Consistency remains Scotland’s Holy Grail. Lamont was the most senior figure on tour, now with 79 caps, and he acknowledged that he was guilty of great swings of consistency as a younger player. Now a reliable part of the team in attack and defence, he accepts his role as a leader and, insisting he has his sights set on responding to the fresh competition and pushing for the 2015 World Cup, retains a vital honesty and determination to drive a team towards consistency sooner rather than later.
“Yes, I’ve improved with experience, and this tour has been good for Scotland to develop more players. Capping ten for Scotland is definitely good for the future.
“But, when I look back at these games, I see simple handling and physicality problems. A lot of soft tackles against Samoa and Italy that were not there against South Africa.
“These things, whether it is your first or 100th cap, are not good enough. Making tackles? The boys do that week in, week out. International level is another step up and you still have to be able to do it. Every man is physical enough to make the hits but are not doing it. It is a mental thing.”
There is little doubt that adrenalin produced by fear of a humiliation has fuelled great Scots displays, witnessed again in the energy against the Boks and drop-off against teams ranked around the same level – which could easily have sent Scotland home with three defeats out of three.

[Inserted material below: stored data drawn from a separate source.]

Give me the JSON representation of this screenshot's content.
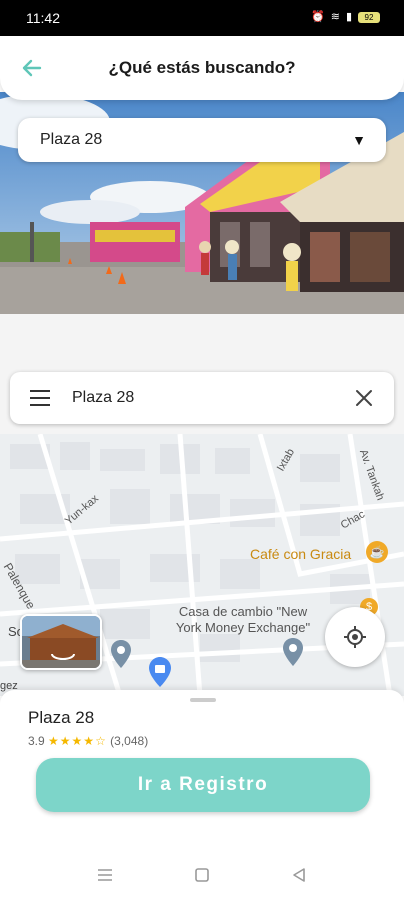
{
  "status_bar": {
    "time": "11:42",
    "battery": "92"
  },
  "header": {
    "title": "¿Qué estás buscando?"
  },
  "place_dropdown": {
    "selected": "Plaza 28"
  },
  "search": {
    "value": "Plaza 28"
  },
  "map": {
    "streets": [
      "Yun-kax",
      "Ixtab",
      "Av. Tankah",
      "Chac",
      "Palenque"
    ],
    "pois": [
      {
        "name": "Café con Gracia"
      },
      {
        "name": "Casa de cambio \"New\nYork Money Exchange\""
      },
      {
        "name": "So...gitales"
      }
    ],
    "edge_text": "gez"
  },
  "sheet": {
    "place_name": "Plaza 28",
    "rating_value": "3.9",
    "rating_count": "(3,048)"
  },
  "cta": {
    "label": "Ir a Registro"
  },
  "colors": {
    "accent": "#7dd5c9",
    "back_arrow": "#5fc6b8"
  }
}
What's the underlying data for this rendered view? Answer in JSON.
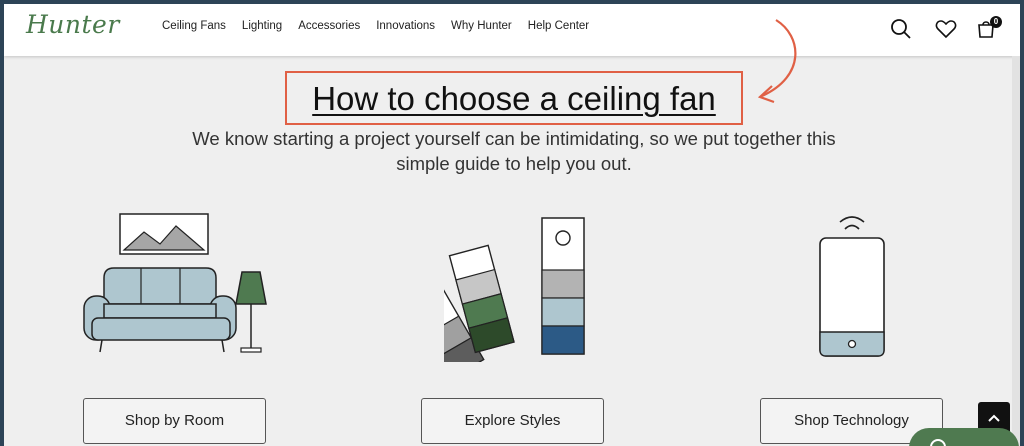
{
  "brand": {
    "logo_text": "Hunter",
    "color": "#4a7a4c"
  },
  "nav": {
    "items": [
      "Ceiling Fans",
      "Lighting",
      "Accessories",
      "Innovations",
      "Why Hunter",
      "Help Center"
    ],
    "icons": [
      "search-icon",
      "heart-icon",
      "cart-icon"
    ],
    "cart_count": "0"
  },
  "hero": {
    "title": "How to choose a ceiling fan",
    "subtitle": "We know starting a project yourself can be intimidating, so we put together this simple guide to help you out."
  },
  "cards": [
    {
      "button": "Shop by Room",
      "icon": "living-room-illustration"
    },
    {
      "button": "Explore Styles",
      "icon": "color-swatch-illustration"
    },
    {
      "button": "Shop Technology",
      "icon": "smartphone-illustration"
    }
  ],
  "colors": {
    "annotation": "#e06045",
    "background": "#efefef",
    "frame": "#2d4457"
  }
}
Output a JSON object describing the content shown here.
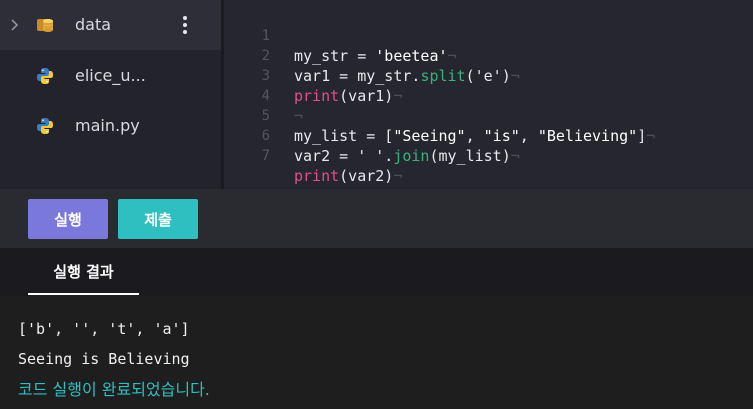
{
  "sidebar": {
    "items": [
      {
        "name": "data",
        "icon": "database-icon",
        "type": "folder"
      },
      {
        "name": "elice_u...",
        "icon": "python-icon",
        "type": "file"
      },
      {
        "name": "main.py",
        "icon": "python-icon",
        "type": "file"
      }
    ]
  },
  "editor": {
    "lines": [
      {
        "num": "1",
        "code": "my_str = 'beetea'"
      },
      {
        "num": "2",
        "code": "var1 = my_str.split('e')"
      },
      {
        "num": "3",
        "code": "print(var1)"
      },
      {
        "num": "4",
        "code": ""
      },
      {
        "num": "5",
        "code": "my_list = [\"Seeing\", \"is\", \"Believing\"]"
      },
      {
        "num": "6",
        "code": "var2 = ' '.join(my_list)"
      },
      {
        "num": "7",
        "code": "print(var2)"
      }
    ],
    "eol_marker": "¬"
  },
  "toolbar": {
    "run_label": "실행",
    "submit_label": "제출"
  },
  "result_tab": {
    "label": "실행 결과"
  },
  "output": {
    "lines": [
      "['b', '', 't', 'a']",
      "Seeing is Believing"
    ],
    "status": "코드 실행이 완료되었습니다."
  },
  "colors": {
    "run_button": "#7b78dc",
    "submit_button": "#2fbfc0",
    "status_text": "#2fbfc0",
    "function_token": "#36b37e",
    "keyword_token": "#e0508a"
  }
}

“It should not be like that,” added Lamont. “We should have it right every time. It is down to the individual to make sure he is ready to go from first to last. There was a difference in the attitude starting off against Samoa, against South Africa and against Italy. I don’t know what it was but we do have to nail it down.”
Lamont turned to a boxing analogy when asked for the most significant lesson the Scottish players would take from this tour. “The big lesson is that we need to punch smart rather than swing haymakers, because that is what counts.”